A young Gordon E. Moore back in 1975. [Image Source: IEEE]
Moore’s law is commonly supplemented with his Intel research colleague David House’s riff/extension which predicts that every 18 months approximately, computing performance will double. Both predictions have largely held up, in spite of perpetual naysayers predicting the supposed “death of Moore’s law”.
(Click to Enlarge) [Image Source: Experts Exchange]
The infographics from Experts Exchange illustrate those trends. Among the examples they note:
- Apple, Inc.’s (AAPL) iPhone 4 (2010) has the theoretical processing power (1.6 GFLOPS) roughly equivalent to the Cray-2 supercomputer (1985) (1.9 GFLOPS)
Notes:
- The Cray-2 was the refined supercomputer from master computer scientist and architect Seymour Cray. It used a 3D quad-processor circuit cooled by fluorinated coolant.
- The Cray-2 had roughly 50 million transistors, running at nearly 250 MHz
- The iPhone 4’s A4 system-on-a-chip (SoC) has only about 15 million transistors [source], but they run at around 800 MHz
- The key to such high speeds with passive cooling is the feature size. Transistors are 45 nm in the A4 SoC, while the Cray-2 was like built on a 1.5 um MOSFET process (based on comments by Cray himself). 1.5 um = 1500 nm, so the effective die size of the A4 is perhaps a thousand times as dense per plane (assuming similar scaling in the pitch size).

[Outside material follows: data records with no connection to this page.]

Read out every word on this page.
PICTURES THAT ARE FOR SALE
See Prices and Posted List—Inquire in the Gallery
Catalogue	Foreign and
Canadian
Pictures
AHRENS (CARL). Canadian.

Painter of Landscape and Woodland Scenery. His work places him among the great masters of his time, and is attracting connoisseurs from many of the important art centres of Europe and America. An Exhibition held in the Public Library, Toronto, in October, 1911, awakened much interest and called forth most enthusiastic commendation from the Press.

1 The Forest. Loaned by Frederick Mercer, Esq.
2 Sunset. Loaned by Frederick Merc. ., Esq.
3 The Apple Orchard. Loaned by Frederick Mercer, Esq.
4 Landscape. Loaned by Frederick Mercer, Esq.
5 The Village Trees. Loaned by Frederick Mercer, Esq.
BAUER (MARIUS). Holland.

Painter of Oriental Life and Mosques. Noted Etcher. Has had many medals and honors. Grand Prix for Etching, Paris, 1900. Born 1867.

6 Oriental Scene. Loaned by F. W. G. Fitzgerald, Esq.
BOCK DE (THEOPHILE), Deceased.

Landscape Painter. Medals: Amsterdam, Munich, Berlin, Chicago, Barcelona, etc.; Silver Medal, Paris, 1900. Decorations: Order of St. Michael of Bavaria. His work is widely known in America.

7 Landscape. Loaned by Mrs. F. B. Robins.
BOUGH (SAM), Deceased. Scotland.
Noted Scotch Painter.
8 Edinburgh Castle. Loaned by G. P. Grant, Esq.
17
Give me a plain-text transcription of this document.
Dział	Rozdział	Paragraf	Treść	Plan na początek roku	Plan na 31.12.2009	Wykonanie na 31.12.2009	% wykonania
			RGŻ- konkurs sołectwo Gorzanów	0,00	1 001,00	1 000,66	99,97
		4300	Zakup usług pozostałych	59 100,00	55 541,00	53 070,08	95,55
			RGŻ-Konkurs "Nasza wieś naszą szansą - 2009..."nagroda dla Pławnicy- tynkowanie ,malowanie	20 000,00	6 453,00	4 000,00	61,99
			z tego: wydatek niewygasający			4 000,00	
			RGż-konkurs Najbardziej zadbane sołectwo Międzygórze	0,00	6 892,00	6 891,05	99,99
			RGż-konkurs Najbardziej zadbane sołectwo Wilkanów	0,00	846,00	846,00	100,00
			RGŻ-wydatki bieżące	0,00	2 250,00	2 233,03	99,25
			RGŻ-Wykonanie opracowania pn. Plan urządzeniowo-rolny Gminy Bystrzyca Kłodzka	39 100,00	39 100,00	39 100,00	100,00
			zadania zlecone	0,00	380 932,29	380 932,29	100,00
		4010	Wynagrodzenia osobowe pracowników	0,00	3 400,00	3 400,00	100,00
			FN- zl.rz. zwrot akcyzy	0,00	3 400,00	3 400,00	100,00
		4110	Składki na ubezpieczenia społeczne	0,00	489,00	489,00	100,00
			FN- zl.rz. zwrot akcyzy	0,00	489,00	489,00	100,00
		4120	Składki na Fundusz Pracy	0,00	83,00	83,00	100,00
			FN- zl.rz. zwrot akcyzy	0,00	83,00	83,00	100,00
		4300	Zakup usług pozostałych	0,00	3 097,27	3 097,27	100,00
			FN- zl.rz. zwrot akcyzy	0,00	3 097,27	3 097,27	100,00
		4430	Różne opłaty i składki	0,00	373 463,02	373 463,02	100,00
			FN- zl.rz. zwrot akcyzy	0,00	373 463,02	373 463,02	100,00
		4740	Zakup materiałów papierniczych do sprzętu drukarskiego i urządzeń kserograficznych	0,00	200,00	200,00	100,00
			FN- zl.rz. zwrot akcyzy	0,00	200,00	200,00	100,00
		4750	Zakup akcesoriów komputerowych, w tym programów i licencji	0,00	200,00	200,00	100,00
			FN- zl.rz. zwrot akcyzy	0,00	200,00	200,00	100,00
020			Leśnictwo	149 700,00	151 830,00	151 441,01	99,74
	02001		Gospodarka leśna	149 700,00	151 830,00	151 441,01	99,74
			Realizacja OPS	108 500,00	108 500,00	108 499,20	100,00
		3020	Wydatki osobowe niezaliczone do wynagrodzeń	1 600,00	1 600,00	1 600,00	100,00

- The Apollo Guidance Computer (AGC) (1966) used on the Moon missions is roughly the power of a Nintendo Comp., Ltd. (TYO:7974) Entertainment System (NES) (the original “Nintendo”)
Notes:
- The AGC was clocked at 2 MHz. A NES is clocked at 1.8 MHz
- The AGC has twice the RAM — 4 kilobytes (KB) compared to 2 KB in the NES.
- The AGC weighed 70 lb (32 kg) vs. the NES which weighed 11.7 lb (5.31 kg).
- A Samsung Electronics Comp., Ltd.’s (KRX:005930) (KRX:005935) Galaxy S6 smartphone (2015) has more theoretical processing power (34.8 GFLOPS) as five Sony Corp. (TYO:6758) PlayStation 2s (5x 6.2 GFLOPS) (2000)
Notes:
- The GS6 also has eight times as many cores (the PS2 had just 1 CPU core).
- The GS6 CPU cores are clocked at 1.5 GHz (x4) and 2.1 GHz (x4) vs. 300 MHz in the PS2.
- The GS6 has as much memory as 96 PS2s, w/ 3 GB of DRAM vs. 32 MB in the PS2.
- One Apple Watch (2015) has the theoretical computing power (3 GFLOPS) of nearly 2 Apple iPhone 4 smartphones (2010).
Notes:
- That means the the Apple Watch has the theoretical compute power of nearly 2 Cray-2 supercomputers.
- That power comes thanks to the onboard processor that can clock up to 1 GHz.
- Believed to be produced by Samsung, the Apple S1 “system in a package” (SIP) that powers the Apple Watch has an embedded application processor (AP) produced from 28 nm transistors — which probably equates to more thana two fold increase in transistor density [source] over the 45 nm process used for the A4.
- The Tianhe-2 Chinese supercomputer (2013) has roughly the computational power (33.86 peak PFLOPS) as 18,400 Sony PlayStation 4s (2014).
Notes:
- It’d take 175,000 PS4s, though to equal the 1.4 petabytes (PB) of DRAM in the Tianhe-2 supercomputer.
- The Tianhe-2 is composed of 32,000 Xeon and 48,000 Xeon Phi multicore processors from Intel, making for a total of 3.12 million cores.
- The PS4 has a 1.6 GHz octacore chip from Advanced Micro Devices, Inc. (AMD)
- Tianhe-2 consumers 24 Megawatts of power (17.6 Megawatts go towards actual computations — the rest goes to cooling). That’s enough to power 175,000+ PS4s (which draw roughly 137 watts of power while actively gaming (source)).
Technically speaking Moore’s law and the House additions don’t cover magnetic storage, but the site also offers up this entertaining animated GIF infographic showing the progress on that front:
[Image Source: Experts Exchange]
Or to summarize all this in the words of legally-troubled rapper Bobby Shmurda, “All these computer / Oh, They want that hot s**t.”